And after a riged phone vote , The Stig has a new name. He called Cuddles

Owning a TVR in the past was like owning a bear. I mean it was great, until it pulled your head off, which it would.

I'll tell you what. We'll try it my way first... and then we'll finish.

I'd have [striking workers] shot. I would take them outside and execute them in front of their families.

ze5zege ef ege gg

This is winnie the pooh with road rage

I'm not Just the Iron In Yard, I'm a Member

"I never really liked cars nor speed, so from this show and on forward, we are going to show you Japans top ten best poopie in the toilet cameras while we sit here and just fap!" *Audience laughs* "Yes, and we wont fap ourselves! In fact we will blow each other!" *audience gasps then applauds*

When you buy a Honda, well, your stuck with a Honda.

Hating jewd isn't rascist, it's actually called being anti-semetist

On the Ferrari 599 GTO: SPEEEEED, SPEEEED, and the noise of the SPEED!!!
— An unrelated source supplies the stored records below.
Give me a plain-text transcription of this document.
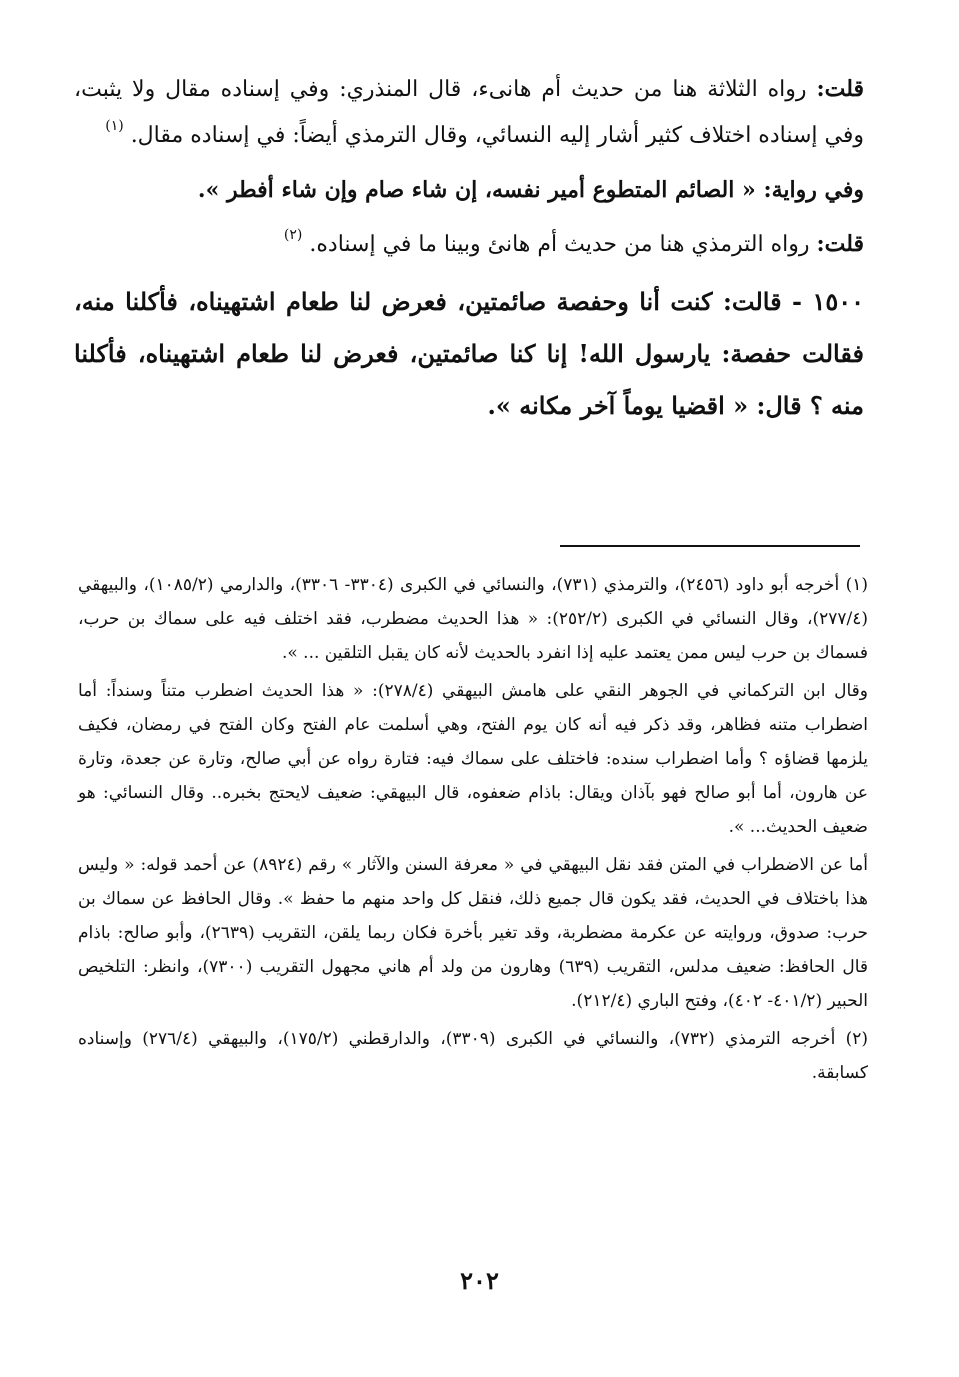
قلت: رواه الثلاثة هنا من حديث أم هانىء، قال المنذري: وفي إسناده مقال ولا يثبت، وفي إسناده اختلاف كثير أشار إليه النسائي، وقال الترمذي أيضاً: في إسناده مقال. $^{(١)}$

وفي رواية: « الصائم المتطوع أمير نفسه، إن شاء صام وإن شاء أفطر ».

قلت: رواه الترمذي هنا من حديث أم هانئ وبينا ما في إسناده. $^{(٢)}$

١٥٠٠ - قالت: كنت أنا وحفصة صائمتين، فعرض لنا طعام اشتهيناه، فأكلنا منه، فقالت حفصة: يارسول الله! إنا كنا صائمتين، فعرض لنا طعام اشتهيناه، فأكلنا منه ؟ قال: « اقضيا يوماً آخر مكانه ».

(١) أخرجه أبو داود (٢٤٥٦)، والترمذي (٧٣١)، والنسائي في الكبرى (٣٣٠٤- ٣٣٠٦)، والدارمي (١٠٨٥/٢)، والبيهقي (٢٧٧/٤)، وقال النسائي في الكبرى (٢٥٢/٢): « هذا الحديث مضطرب، فقد اختلف فيه على سماك بن حرب، فسماك بن حرب ليس ممن يعتمد عليه إذا انفرد بالحديث لأنه كان يقبل التلقين ... ».

وقال ابن التركماني في الجوهر النقي على هامش البيهقي (٢٧٨/٤): « هذا الحديث اضطرب متناً وسنداً: أما اضطراب متنه فظاهر، وقد ذكر فيه أنه كان يوم الفتح، وهي أسلمت عام الفتح وكان الفتح في رمضان، فكيف يلزمها قضاؤه ؟ وأما اضطراب سنده: فاختلف على سماك فيه: فتارة رواه عن أبي صالح، وتارة عن جعدة، وتارة عن هارون، أما أبو صالح فهو بآذان ويقال: باذام ضعفوه، قال البيهقي: ضعيف لايحتج بخبره.. وقال النسائي: هو ضعيف الحديث... ».

أما عن الاضطراب في المتن فقد نقل البيهقي في « معرفة السنن والآثار » رقم (٨٩٢٤) عن أحمد قوله: « وليس هذا باختلاف في الحديث، فقد يكون قال جميع ذلك، فنقل كل واحد منهم ما حفظ ». وقال الحافظ عن سماك بن حرب: صدوق، وروايته عن عكرمة مضطربة، وقد تغير بأخرة فكان ربما يلقن، التقريب (٢٦٣٩)، وأبو صالح: باذام قال الحافظ: ضعيف مدلس، التقريب (٦٣٩) وهارون من ولد أم هاني مجهول التقريب (٧٣٠٠)، وانظر: التلخيص الحبير (٤٠١/٢- ٤٠٢)، وفتح الباري (٢١٢/٤).

(٢) أخرجه الترمذي (٧٣٢)، والنسائي في الكبرى (٣٣٠٩)، والدارقطني (١٧٥/٢)، والبيهقي (٢٧٦/٤) وإسناده كسابقة.

٢٠٢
I agree the price is a bit steep, it's perilously close to the Ferrari 599, but honestly, you cannot buy a DB9 anymore; you just can't do it.  Because one day, you will be sitting at a set of lights, someone will pull up alongside in one of these and you will feel hopeless and inadequate, and you will have to kill yourself.

If you are clinically insane, by which I mean you wake up in the morning and you think you are an onion, this is your car.

Speed has never killed anyone - suddenly becoming stationary, that's what gets you. - SMC Digital

During the Bugatti vs airplane trip "I will not be beaten by Captain Slow's flying washing machine!"

(Clarksons article regarding his daughters first car) " I wanted something with 2000 airbags, I wanted a bouncy castle with wipers"

what`s the difference of a blonde and a ufo people have ufos

Das Stig is a manaic!

[£100 car challenge] Hammond: I've managed to procure an x-ray of Jeremy's hand and it's 5 points off for a broken bone remember; look at the thumb, it's broken! Jeremy: It isn't Richard:It is, you broke your thumb! Jeremy: ...it's chipped.

And, it's made in Britain! Which is another way of saying the door is going to fall off.

this is the best clarksonism....in the woooorld

'Tinkering' with it, when you have a Lancia, is just another way of saying 'trying to make it start'. You go to a Lancia, turn the key and think, "Right, I better just 'tinker' with it and see if we can coax some life into the thing".

3 nominations on that award and David Coulthard finished 4th.

Cadillac SRX4 "This is a very ugly car. So ugly in fact that you’ll want to get inside it and shut the door as quickly as possible. But sadly when you are inside it’s even worse. "If it were a creature, it wouldn’t be a lion or a praying mantis or even a chimp. No, I think it would be a wasp — useless and hateful in equal measure"

Clarksonisms

Affectionately referred to as Clarksonisms, Top Gear presenter Jeremy Clarkson's quips are the stuff of legends among car enthusiasts...

When you're done here, check out our car fail site!

Our Updated iOS App!

We've just released huge update to the iOS app! Now, access all your favorite text and photo sites like Anti-Joke, DIYLOL! A few things didn't make the original cut (like comments) but they'll be back soon. Best of all, the app is now FREE! Get it here.